Le Groenland, échiquier arctique : la France déploie ses forces pour affirmer sa souveraineté
Par Nicolas Barotte
Le 14 janvier 2026
Dans un geste diplomatique et militaire significatif, la France s’apprête à renforcer sa présence au Groenland, participant à une mission militaire européenne aux côtés du Danemark. Cette initiative, révélée par Le Figaro et confirmée par Le Monde, voit déjà les premiers « opérateurs » français sur place, chargés de missions de reconnaissance avant l’arrivée de renforts.

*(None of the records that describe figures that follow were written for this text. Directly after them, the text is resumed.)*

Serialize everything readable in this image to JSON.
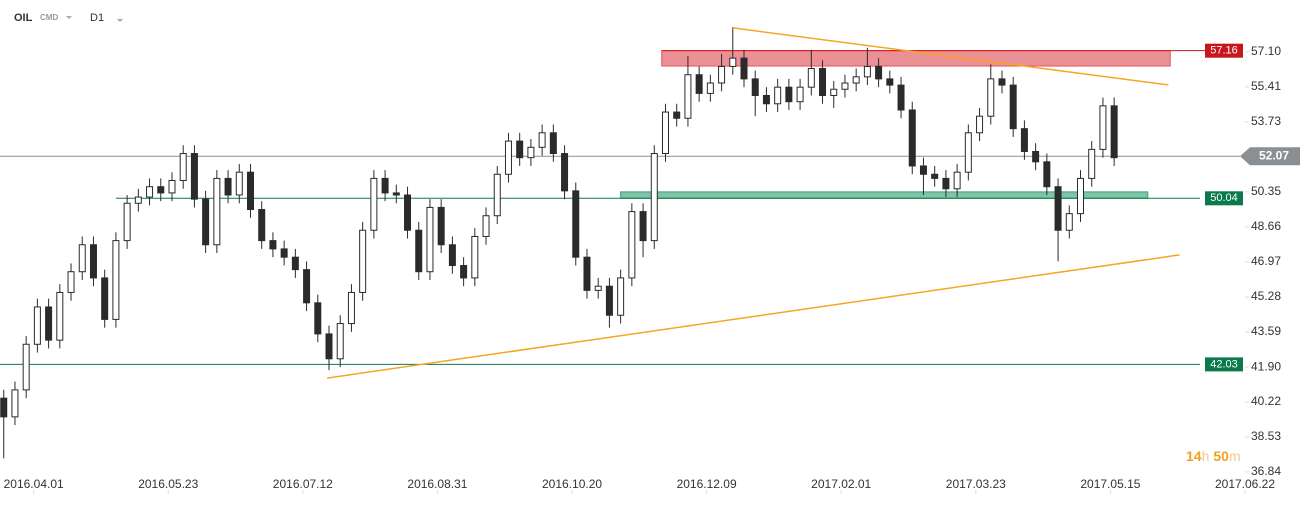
{
  "header": {
    "symbol": "OIL",
    "market": "CMD",
    "timeframe": "D1"
  },
  "countdown": {
    "hours": 14,
    "hours_unit": "h",
    "minutes": 50,
    "minutes_unit": "m"
  },
  "chart_data": {
    "type": "candlestick",
    "up_color": "#ffffff",
    "down_color": "#2b2b2b",
    "wick_color": "#2b2b2b",
    "xlim": [
      0,
      333
    ],
    "ylim": [
      36.84,
      58.64
    ],
    "xticks": [
      {
        "value": 9,
        "label": "2016.04.01"
      },
      {
        "value": 45,
        "label": "2016.05.23"
      },
      {
        "value": 81,
        "label": "2016.07.12"
      },
      {
        "value": 117,
        "label": "2016.08.31"
      },
      {
        "value": 153,
        "label": "2016.10.20"
      },
      {
        "value": 189,
        "label": "2016.12.09"
      },
      {
        "value": 225,
        "label": "2017.02.01"
      },
      {
        "value": 261,
        "label": "2017.03.23"
      },
      {
        "value": 297,
        "label": "2017.05.15"
      },
      {
        "value": 333,
        "label": "2017.06.22"
      }
    ],
    "yticks": [
      {
        "value": 57.1,
        "label": "57.10"
      },
      55.41,
      53.73,
      50.35,
      48.66,
      46.97,
      45.28,
      43.59,
      {
        "value": 41.9,
        "label": "41.90"
      },
      40.22,
      38.53,
      36.84
    ],
    "x": [
      1,
      4,
      7,
      10,
      13,
      16,
      19,
      22,
      25,
      28,
      31,
      34,
      37,
      40,
      43,
      46,
      49,
      52,
      55,
      58,
      61,
      64,
      67,
      70,
      73,
      76,
      79,
      82,
      85,
      88,
      91,
      94,
      97,
      100,
      103,
      106,
      109,
      112,
      115,
      118,
      121,
      124,
      127,
      130,
      133,
      136,
      139,
      142,
      145,
      148,
      151,
      154,
      157,
      160,
      163,
      166,
      169,
      172,
      175,
      178,
      181,
      184,
      187,
      190,
      193,
      196,
      199,
      202,
      205,
      208,
      211,
      214,
      217,
      220,
      223,
      226,
      229,
      232,
      235,
      238,
      241,
      244,
      247,
      250,
      253,
      256,
      259,
      262,
      265,
      268,
      271,
      274,
      277,
      280,
      283,
      286,
      289,
      292,
      295,
      298
    ],
    "open": [
      40.4,
      39.5,
      40.8,
      43.0,
      44.8,
      43.2,
      45.5,
      46.5,
      47.8,
      46.2,
      44.2,
      48.0,
      49.8,
      50.1,
      50.6,
      50.3,
      50.9,
      52.2,
      50.0,
      47.8,
      51.0,
      50.2,
      51.3,
      49.5,
      48.0,
      47.6,
      47.2,
      46.6,
      45.0,
      43.5,
      42.3,
      44.0,
      45.5,
      48.5,
      51.0,
      50.3,
      50.2,
      48.5,
      46.5,
      49.6,
      47.8,
      46.8,
      46.2,
      48.2,
      49.2,
      51.2,
      52.8,
      52.0,
      52.5,
      53.2,
      52.2,
      50.4,
      47.2,
      45.6,
      45.8,
      44.4,
      46.2,
      49.4,
      48.0,
      52.2,
      54.2,
      53.9,
      56.0,
      55.1,
      55.6,
      56.4,
      56.8,
      55.8,
      55.0,
      54.6,
      55.4,
      54.7,
      55.4,
      56.3,
      55.0,
      55.3,
      55.6,
      55.9,
      56.4,
      55.8,
      55.5,
      54.3,
      51.6,
      51.2,
      51.0,
      50.5,
      51.3,
      53.2,
      54.0,
      55.8,
      55.5,
      53.4,
      52.3,
      51.8,
      50.6,
      48.5,
      49.3,
      51.0,
      52.4,
      54.5
    ],
    "high": [
      40.8,
      41.2,
      43.4,
      45.2,
      45.2,
      45.9,
      46.9,
      48.2,
      48.2,
      46.6,
      48.4,
      50.2,
      50.5,
      51.0,
      51.0,
      51.3,
      52.6,
      52.6,
      50.4,
      51.4,
      51.4,
      51.7,
      51.7,
      49.9,
      48.4,
      48.0,
      47.6,
      47.0,
      45.4,
      43.9,
      44.4,
      45.9,
      48.9,
      51.4,
      51.4,
      50.7,
      50.6,
      48.9,
      50.0,
      50.0,
      48.2,
      47.2,
      48.6,
      49.6,
      51.6,
      53.2,
      53.2,
      52.9,
      53.6,
      53.6,
      52.6,
      50.8,
      47.6,
      46.2,
      46.2,
      46.6,
      49.8,
      49.8,
      52.6,
      54.6,
      54.6,
      56.9,
      56.4,
      56.0,
      57.0,
      58.3,
      57.2,
      56.2,
      55.4,
      55.8,
      55.8,
      55.8,
      57.2,
      56.7,
      55.7,
      56.0,
      56.3,
      57.3,
      56.8,
      56.2,
      55.9,
      54.7,
      52.0,
      51.6,
      51.4,
      51.7,
      53.6,
      54.4,
      56.5,
      56.2,
      55.9,
      53.8,
      52.7,
      52.2,
      51.0,
      49.7,
      51.4,
      52.8,
      54.9,
      54.9
    ],
    "low": [
      37.5,
      39.1,
      40.4,
      42.6,
      42.8,
      42.8,
      45.1,
      46.1,
      45.8,
      43.8,
      43.8,
      47.6,
      49.4,
      49.7,
      49.9,
      49.9,
      50.5,
      49.6,
      47.4,
      47.4,
      49.8,
      49.8,
      49.1,
      47.6,
      47.2,
      46.8,
      46.2,
      44.6,
      43.1,
      41.75,
      41.9,
      43.6,
      45.1,
      48.1,
      49.9,
      49.8,
      48.1,
      46.1,
      46.1,
      47.4,
      46.4,
      45.8,
      45.8,
      47.8,
      48.8,
      50.8,
      51.6,
      51.6,
      52.1,
      51.8,
      50.0,
      46.8,
      45.2,
      45.2,
      43.8,
      44.0,
      45.8,
      47.2,
      47.6,
      51.8,
      53.5,
      53.5,
      54.7,
      54.7,
      55.2,
      56.0,
      55.4,
      54.0,
      54.2,
      54.2,
      54.3,
      54.3,
      55.0,
      54.6,
      54.4,
      54.9,
      55.2,
      55.5,
      55.4,
      55.1,
      53.9,
      51.2,
      50.2,
      50.6,
      50.1,
      50.1,
      50.9,
      52.8,
      53.6,
      55.1,
      53.0,
      51.9,
      51.4,
      50.2,
      47.0,
      48.1,
      48.9,
      50.6,
      52.0,
      51.6
    ],
    "close": [
      39.5,
      40.8,
      43.0,
      44.8,
      43.2,
      45.5,
      46.5,
      47.8,
      46.2,
      44.2,
      48.0,
      49.8,
      50.1,
      50.6,
      50.3,
      50.9,
      52.2,
      50.0,
      47.8,
      51.0,
      50.2,
      51.3,
      49.5,
      48.0,
      47.6,
      47.2,
      46.6,
      45.0,
      43.5,
      42.3,
      44.0,
      45.5,
      48.5,
      51.0,
      50.3,
      50.2,
      48.5,
      46.5,
      49.6,
      47.8,
      46.8,
      46.2,
      48.2,
      49.2,
      51.2,
      52.8,
      52.0,
      52.5,
      53.2,
      52.2,
      50.4,
      47.2,
      45.6,
      45.8,
      44.4,
      46.2,
      49.4,
      48.0,
      52.2,
      54.2,
      53.9,
      56.0,
      55.1,
      55.6,
      56.4,
      56.8,
      55.8,
      55.0,
      54.6,
      55.4,
      54.7,
      55.4,
      56.3,
      55.0,
      55.3,
      55.6,
      55.9,
      56.4,
      55.8,
      55.5,
      54.3,
      51.6,
      51.2,
      51.0,
      50.5,
      51.3,
      53.2,
      54.0,
      55.8,
      55.5,
      53.4,
      52.3,
      51.8,
      50.6,
      48.5,
      49.3,
      51.0,
      52.4,
      54.5,
      52.0
    ],
    "zones": [
      {
        "x": [
          177,
          313
        ],
        "y": [
          56.42,
          57.16
        ],
        "color": "#e0545a"
      },
      {
        "x": [
          166,
          307
        ],
        "y": [
          50.04,
          50.35
        ],
        "color": "#3aa37a"
      }
    ],
    "trendlines": [
      {
        "x": [
          196,
          312.5
        ],
        "y": [
          58.26,
          55.51
        ],
        "color": "#f5a623"
      },
      {
        "x": [
          87.5,
          315.5
        ],
        "y": [
          41.37,
          47.31
        ],
        "color": "#f5a623"
      }
    ],
    "levels": [
      {
        "value": 57.16,
        "color": "#c8161d",
        "line": false,
        "from": 177
      },
      {
        "value": 52.07,
        "color": "#8a8f94",
        "line": true,
        "from": 0,
        "current": true
      },
      {
        "value": 50.04,
        "color": "#0b7a4b",
        "line": true,
        "from": 31
      },
      {
        "value": 42.03,
        "color": "#0b7a4b",
        "line": true,
        "from": 0
      }
    ]
  }
}
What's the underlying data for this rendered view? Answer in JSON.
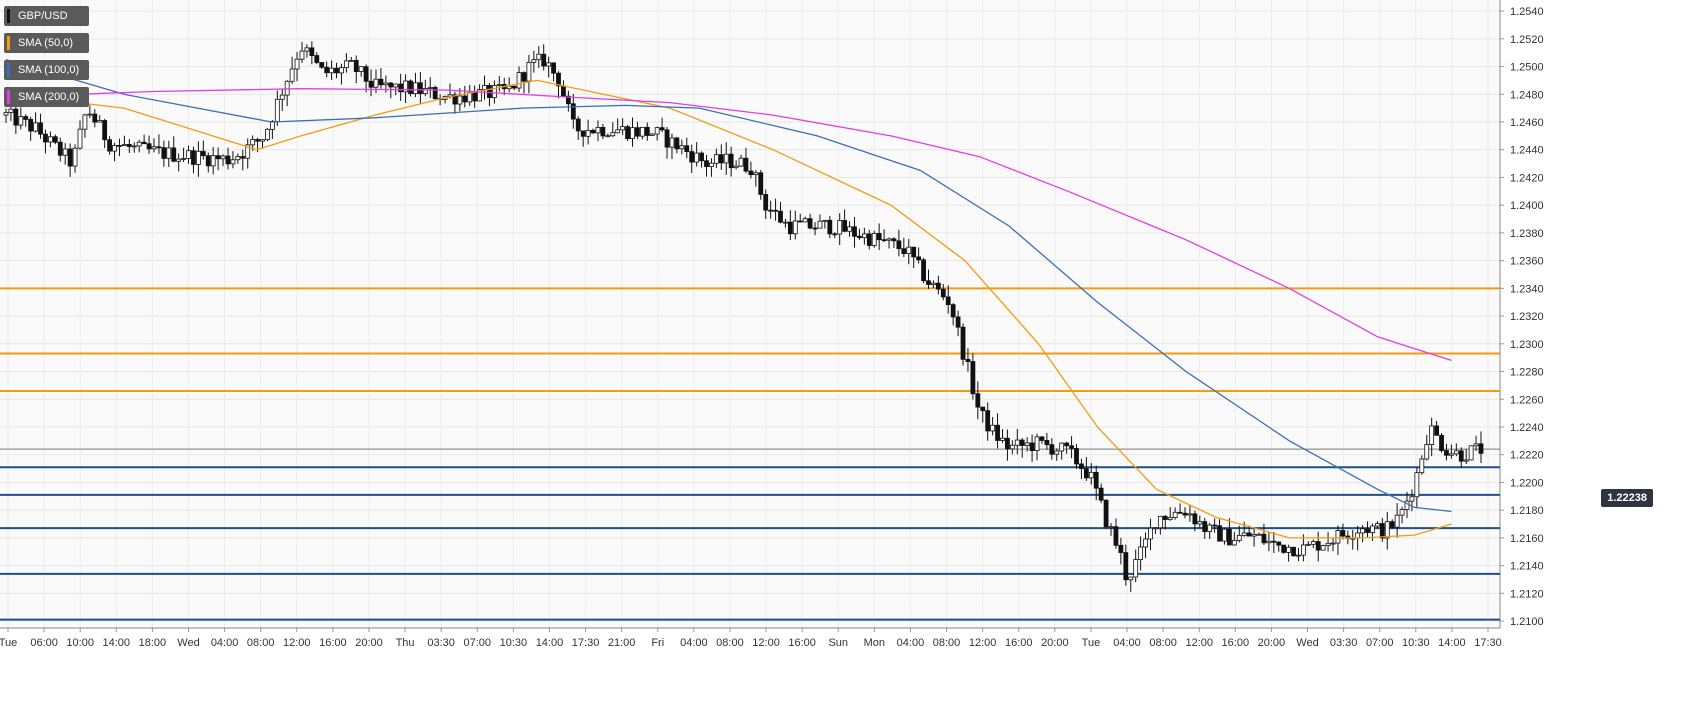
{
  "legend": [
    {
      "label": "GBP/USD",
      "color": "#111111"
    },
    {
      "label": "SMA (50,0)",
      "color": "#f39c12"
    },
    {
      "label": "SMA (100,0)",
      "color": "#3a6fb5"
    },
    {
      "label": "SMA (200,0)",
      "color": "#e23ce6"
    }
  ],
  "last_price_label": "1.22238",
  "chart_data": {
    "type": "candlestick",
    "symbol": "GBP/USD",
    "y_ticks": [
      "1.2540",
      "1.2520",
      "1.2500",
      "1.2480",
      "1.2460",
      "1.2440",
      "1.2420",
      "1.2400",
      "1.2380",
      "1.2360",
      "1.2340",
      "1.2320",
      "1.2300",
      "1.2280",
      "1.2260",
      "1.2240",
      "1.2220",
      "1.2200",
      "1.2180",
      "1.2160",
      "1.2140",
      "1.2120",
      "1.2100"
    ],
    "ylim": [
      1.2095,
      1.2548
    ],
    "x_ticks": [
      "Tue",
      "06:00",
      "10:00",
      "14:00",
      "18:00",
      "Wed",
      "04:00",
      "08:00",
      "12:00",
      "16:00",
      "20:00",
      "Thu",
      "03:30",
      "07:00",
      "10:30",
      "14:00",
      "17:30",
      "21:00",
      "Fri",
      "04:00",
      "08:00",
      "12:00",
      "16:00",
      "Sun",
      "Mon",
      "04:00",
      "08:00",
      "12:00",
      "16:00",
      "20:00",
      "Tue",
      "04:00",
      "08:00",
      "12:00",
      "16:00",
      "20:00",
      "Wed",
      "03:30",
      "07:00",
      "10:30",
      "14:00",
      "17:30"
    ],
    "horizontal_levels": {
      "resistance": [
        1.234,
        1.2293,
        1.2266
      ],
      "support": [
        1.2211,
        1.2191,
        1.2167,
        1.2134,
        1.2101
      ],
      "last_price_line": 1.2224
    },
    "price_path": [
      [
        0,
        1.2465
      ],
      [
        0.02,
        1.2455
      ],
      [
        0.035,
        1.244
      ],
      [
        0.045,
        1.243
      ],
      [
        0.055,
        1.247
      ],
      [
        0.07,
        1.2445
      ],
      [
        0.09,
        1.244
      ],
      [
        0.11,
        1.2437
      ],
      [
        0.13,
        1.2435
      ],
      [
        0.15,
        1.2433
      ],
      [
        0.16,
        1.2438
      ],
      [
        0.175,
        1.245
      ],
      [
        0.19,
        1.249
      ],
      [
        0.2,
        1.2515
      ],
      [
        0.215,
        1.2495
      ],
      [
        0.235,
        1.25
      ],
      [
        0.25,
        1.2485
      ],
      [
        0.275,
        1.2484
      ],
      [
        0.3,
        1.2478
      ],
      [
        0.32,
        1.248
      ],
      [
        0.34,
        1.2482
      ],
      [
        0.355,
        1.25
      ],
      [
        0.365,
        1.2505
      ],
      [
        0.375,
        1.249
      ],
      [
        0.385,
        1.2455
      ],
      [
        0.41,
        1.2455
      ],
      [
        0.44,
        1.2452
      ],
      [
        0.46,
        1.244
      ],
      [
        0.475,
        1.243
      ],
      [
        0.49,
        1.2432
      ],
      [
        0.505,
        1.2428
      ],
      [
        0.515,
        1.24
      ],
      [
        0.53,
        1.2385
      ],
      [
        0.56,
        1.2385
      ],
      [
        0.59,
        1.2375
      ],
      [
        0.61,
        1.2368
      ],
      [
        0.625,
        1.2345
      ],
      [
        0.64,
        1.233
      ],
      [
        0.65,
        1.229
      ],
      [
        0.66,
        1.225
      ],
      [
        0.67,
        1.2235
      ],
      [
        0.68,
        1.2225
      ],
      [
        0.7,
        1.2228
      ],
      [
        0.72,
        1.2222
      ],
      [
        0.735,
        1.2205
      ],
      [
        0.745,
        1.2175
      ],
      [
        0.755,
        1.215
      ],
      [
        0.76,
        1.213
      ],
      [
        0.77,
        1.215
      ],
      [
        0.78,
        1.2175
      ],
      [
        0.8,
        1.218
      ],
      [
        0.815,
        1.2165
      ],
      [
        0.83,
        1.216
      ],
      [
        0.845,
        1.2162
      ],
      [
        0.86,
        1.2155
      ],
      [
        0.88,
        1.2152
      ],
      [
        0.9,
        1.216
      ],
      [
        0.92,
        1.2168
      ],
      [
        0.935,
        1.2165
      ],
      [
        0.945,
        1.2175
      ],
      [
        0.955,
        1.22
      ],
      [
        0.965,
        1.224
      ],
      [
        0.975,
        1.2225
      ],
      [
        0.985,
        1.222
      ],
      [
        1,
        1.2224
      ]
    ],
    "series": [
      {
        "name": "SMA (50,0)",
        "color": "#f39c12",
        "points": [
          [
            0,
            1.248
          ],
          [
            0.08,
            1.247
          ],
          [
            0.17,
            1.244
          ],
          [
            0.2,
            1.245
          ],
          [
            0.25,
            1.2465
          ],
          [
            0.3,
            1.2478
          ],
          [
            0.36,
            1.249
          ],
          [
            0.45,
            1.247
          ],
          [
            0.52,
            1.244
          ],
          [
            0.6,
            1.24
          ],
          [
            0.65,
            1.236
          ],
          [
            0.7,
            1.23
          ],
          [
            0.74,
            1.224
          ],
          [
            0.78,
            1.2195
          ],
          [
            0.82,
            1.2175
          ],
          [
            0.87,
            1.216
          ],
          [
            0.92,
            1.216
          ],
          [
            0.955,
            1.2162
          ],
          [
            0.98,
            1.217
          ]
        ]
      },
      {
        "name": "SMA (100,0)",
        "color": "#3a6fb5",
        "points": [
          [
            0,
            1.2505
          ],
          [
            0.08,
            1.248
          ],
          [
            0.18,
            1.246
          ],
          [
            0.25,
            1.2463
          ],
          [
            0.35,
            1.247
          ],
          [
            0.42,
            1.2472
          ],
          [
            0.47,
            1.247
          ],
          [
            0.55,
            1.245
          ],
          [
            0.62,
            1.2425
          ],
          [
            0.68,
            1.2385
          ],
          [
            0.74,
            1.233
          ],
          [
            0.8,
            1.228
          ],
          [
            0.87,
            1.223
          ],
          [
            0.93,
            1.2195
          ],
          [
            0.955,
            1.2182
          ],
          [
            0.98,
            1.2179
          ]
        ]
      },
      {
        "name": "SMA (200,0)",
        "color": "#e23ce6",
        "points": [
          [
            0,
            1.2478
          ],
          [
            0.1,
            1.2482
          ],
          [
            0.2,
            1.2484
          ],
          [
            0.3,
            1.2483
          ],
          [
            0.38,
            1.2478
          ],
          [
            0.45,
            1.2474
          ],
          [
            0.52,
            1.2465
          ],
          [
            0.6,
            1.245
          ],
          [
            0.66,
            1.2435
          ],
          [
            0.72,
            1.241
          ],
          [
            0.8,
            1.2375
          ],
          [
            0.87,
            1.234
          ],
          [
            0.93,
            1.2305
          ],
          [
            0.98,
            1.2288
          ]
        ]
      }
    ]
  }
}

Un engagement européen face aux enjeux géopolitiques
Ce déploiement, qui s’inscrit dans le cadre d’un exercice organisé par l’armée danoise et auquel la Suède et l’Allemagne ont également annoncé leur participation, est bien plus qu’une simple manœuvre. Il envoie un double message clair à Washington : d’une part, il témoigne de la solidarité inébranlable entre alliés européens et le Danemark, gardien de la souveraineté groenlandaise. D’autre part, il réaffirme le principe fondamental de la souveraineté des États, à un moment où les ambitions de l’ancien président américain Donald Trump sur l’île refont surface.
Le président Emmanuel Macron devrait apporter davantage de précisions sur cette opération jeudi, lors de ses vœux aux armées depuis la base d’Istres. Cette annonce interviendra après un Conseil de défense tenu en urgence à l’Élysée, où la situation au Groenland a été débattue en parallèle des tensions iraniennes.
L’engagement français prend une dimension hautement symbolique dans un contexte de revendications américaines sur le Groenland, jugé « nécessaire » pour leur sécurité. Il ne s’agit pas d’une préposition de forces défensives contre une hypothétique incursion américaine, mais bien d’une démonstration de force diplomatique et d’une affirmation de l’intérêt européen dans la région.
Le gouvernement danois a d’ailleurs annoncé mercredi un « renforcement de sa présence militaire » sur l’île et dans ses environs, toujours en étroite collaboration avec ses partenaires de l’OTAN.
Des troupes d’élite pour un théâtre exigeant
Les soldats français dépêchés au Groenland sont issus des troupes de montagne, réputées pour leur expertise et leur résilience dans les conditions extrêmes. Bien que l’opération soit officiellement présentée comme un exercice, aucune durée précise n’a été fixée pour la présence de ces forces.
À Berlin, le ministère de la Défense a précisé l’objectif de la participation allemande : « examiner les conditions-cadres en vue d’éventuelles contributions militaires destinées à soutenir le Danemark dans la garantie de la sécurité dans la région, par exemple dans le domaine des capacités de surveillance maritime ». Treize soldats allemands ont déjà été déployés.
L’armée française, forte de son expérience en missions « grand froid », a manifesté un regain d’intérêt pour la région arctique ces dernières années, y envoyant déjà des navires. La nouvelle stratégie arctique du ministère des Armées, publiée en juillet, souligne l’importance de cette zone : « Du Groenland au Svalbard, cette région concentre également les intérêts des Alliés européens de la France et ceux de l’OTAN ». Face à une menace russe grandissante, l’Arctique est perçu comme un potentiel futur théâtre de confrontation, même si Moscou a jusqu’à présent évité les provocations directes.
L’ombre de Trump et la présence américaine
Pour Donald Trump, l’acquisition du Groenland représente un enjeu de pouvoir. Militairement, les États-Unis disposent déjà d’une base à Pituffik, abritant environ 150 soldats, essentielle pour la surveillance spatiale et la détection de tirs de missiles, compte tenu de la trajectoire potentielle des missiles au-dessus du cercle polaire.
Cependant, pour renforcer sa présence militaire sur l’île, Donald Trump n’aurait pas nécessairement besoin d’en prendre le contrôle. La réouverture d’anciennes bases fermées depuis la fin de la Guerre froide pourrait également être une option stratégique pour Washington.